Dehydration can have seriously negative consequences on an athlete’s physical and mental state. Even mild dehydration can deteriorate performance levels. Therefore, one of the single biggest nutrition tips for young athletes is to be diligent about staying hydrated.

However, it is important not to rely on thirst to tell you when you are getting dehydrated. Being thirsty means that your body has needed fluids for some time.

teen drinking water bottle running

While water will keep you hydrated under most normal circumstances, when training or competing, it is vital to replenish electrolytes lost through sweat. Again, it is best to avoid sugary beverages and instead meet your needs through high-electrolyte foods and sugar-free powders and liquids.

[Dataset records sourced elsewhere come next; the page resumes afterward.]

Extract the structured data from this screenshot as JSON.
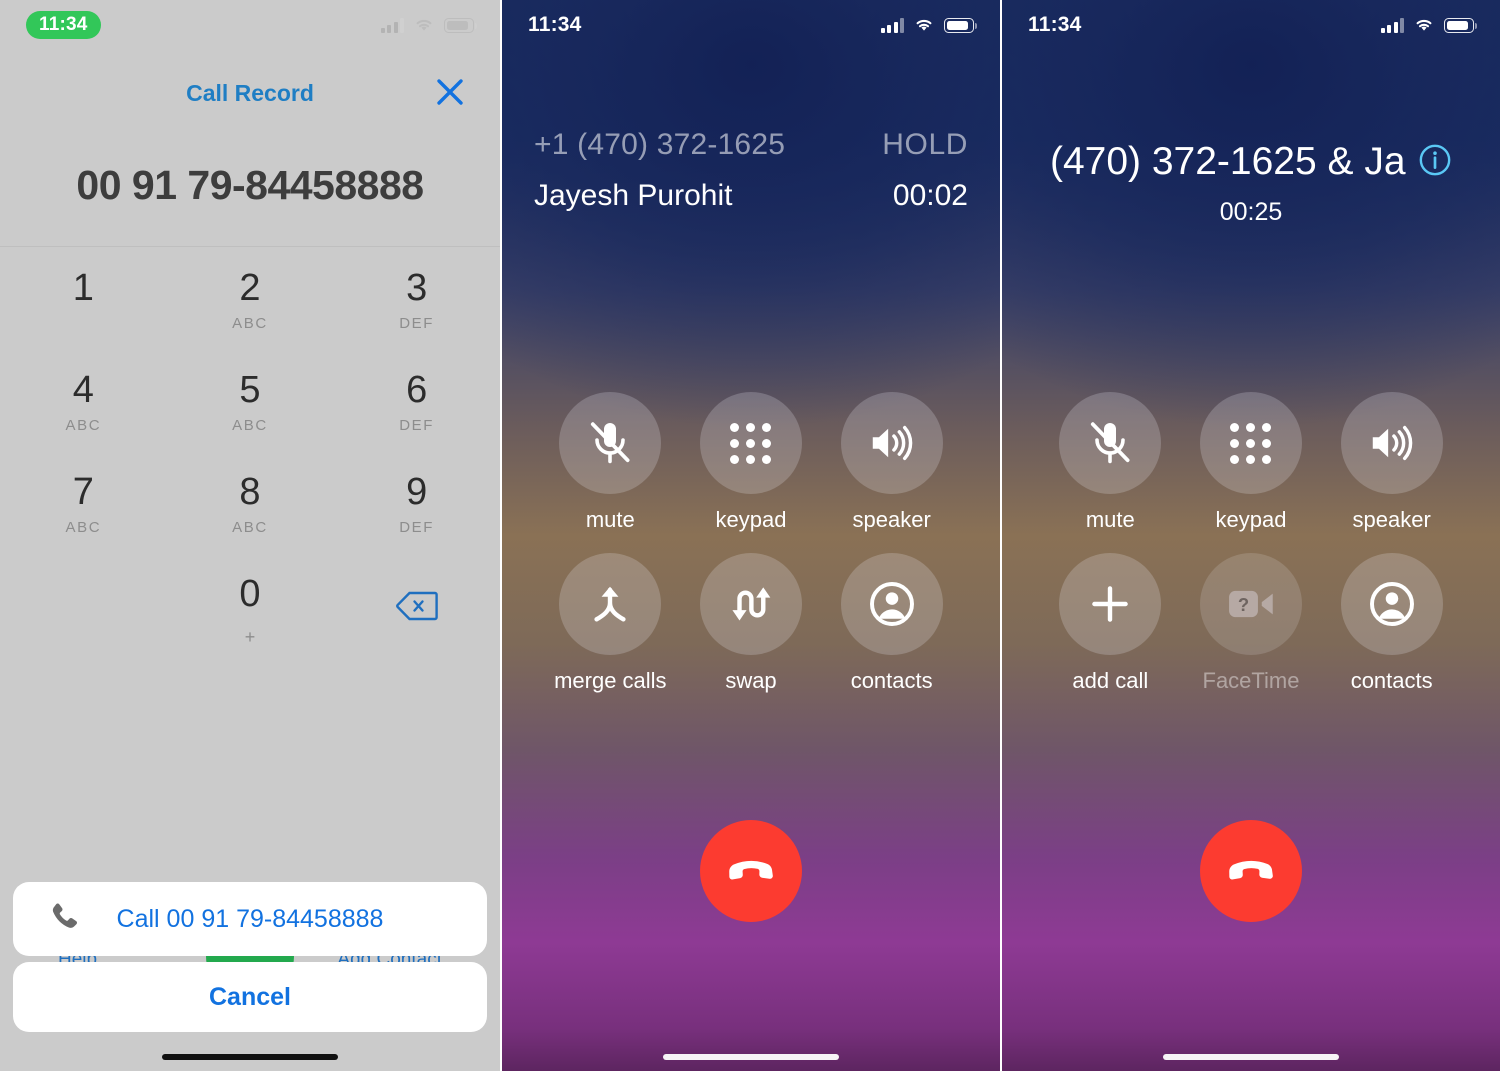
{
  "panel1": {
    "status": {
      "time": "11:34",
      "signal_icon": "cellular-bars-icon",
      "wifi_icon": "wifi-icon",
      "battery_icon": "battery-icon"
    },
    "title": "Call Record",
    "close_icon": "close-icon",
    "number": "00 91 79-84458888",
    "keypad": [
      {
        "digit": "1",
        "letters": ""
      },
      {
        "digit": "2",
        "letters": "ABC"
      },
      {
        "digit": "3",
        "letters": "DEF"
      },
      {
        "digit": "4",
        "letters": "ABC"
      },
      {
        "digit": "5",
        "letters": "ABC"
      },
      {
        "digit": "6",
        "letters": "DEF"
      },
      {
        "digit": "7",
        "letters": "ABC"
      },
      {
        "digit": "8",
        "letters": "ABC"
      },
      {
        "digit": "9",
        "letters": "DEF"
      },
      {
        "digit": "0",
        "letters": "+"
      }
    ],
    "delete_icon": "backspace-delete-icon",
    "call_button_icon": "green-call-button",
    "help_label": "Help",
    "add_contact_label": "Add Contact",
    "sheet_call_label": "Call 00 91 79-84458888",
    "sheet_call_icon": "phone-handset-icon",
    "sheet_cancel_label": "Cancel",
    "home_indicator": "home-indicator"
  },
  "panel2": {
    "status": {
      "time": "11:34",
      "signal_icon": "cellular-bars-icon",
      "wifi_icon": "wifi-icon",
      "battery_icon": "battery-icon"
    },
    "call1_number": "+1 (470) 372-1625",
    "call1_state": "HOLD",
    "call2_name": "Jayesh Purohit",
    "call2_timer": "00:02",
    "buttons": [
      {
        "label": "mute",
        "icon": "microphone-slash-icon",
        "disabled": false
      },
      {
        "label": "keypad",
        "icon": "keypad-dots-icon",
        "disabled": false
      },
      {
        "label": "speaker",
        "icon": "speaker-waves-icon",
        "disabled": false
      },
      {
        "label": "merge calls",
        "icon": "merge-arrow-icon",
        "disabled": false
      },
      {
        "label": "swap",
        "icon": "swap-arrows-icon",
        "disabled": false
      },
      {
        "label": "contacts",
        "icon": "person-circle-icon",
        "disabled": false
      }
    ],
    "end_call_icon": "end-call-handset-icon",
    "home_indicator": "home-indicator"
  },
  "panel3": {
    "status": {
      "time": "11:34",
      "signal_icon": "cellular-bars-icon",
      "wifi_icon": "wifi-icon",
      "battery_icon": "battery-icon"
    },
    "title": "(470) 372-1625 & Ja",
    "info_icon": "info-circle-icon",
    "timer": "00:25",
    "buttons": [
      {
        "label": "mute",
        "icon": "microphone-slash-icon",
        "disabled": false
      },
      {
        "label": "keypad",
        "icon": "keypad-dots-icon",
        "disabled": false
      },
      {
        "label": "speaker",
        "icon": "speaker-waves-icon",
        "disabled": false
      },
      {
        "label": "add call",
        "icon": "plus-icon",
        "disabled": false
      },
      {
        "label": "FaceTime",
        "icon": "facetime-video-icon",
        "disabled": true
      },
      {
        "label": "contacts",
        "icon": "person-circle-icon",
        "disabled": false
      }
    ],
    "end_call_icon": "end-call-handset-icon",
    "home_indicator": "home-indicator"
  },
  "colors": {
    "accent_blue": "#1272e0",
    "title_blue": "#1f7ec4",
    "call_green": "#23a94d",
    "status_pill_green": "#32c759",
    "end_call_red": "#fc3b30",
    "panel1_bg": "#cbcbcb",
    "info_blue": "#5ac8f5"
  }
}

Additionally, the two to four hours before the game begins is a critical period for ensuring you are hydrated. It is also essential to rehydrate after the game has concluded, as you likely sweated quite a bit during the competition.

Eat at the Right Times

While the following nutrition tip is somewhat intuitive, it is important to understand nonetheless.

Eating at the right times on gameday is critical. This is because the body requires two to three hours to digest a meal While you will not want to skip any meals, you do want to watch how much you eat in the three-hour window leading up to the game. While light, carbohydrate-based snacks like granola bars are fine if the game is still 30 minutes to an hour away, it is wise to not eat too much or too close to game time.


The food an athlete consumes, how much they consume and when they consume it will all play a considerable role in their gameday performance. Therefore, it is critical to ensure that you or your little athlete are closely monitoring what goes into their mouths.

young man holding fruit in blender

After all, you are what you eat.

Take these nutrition tips for young athletes into consideration when structuring meal plans and getting ready to take on the competition.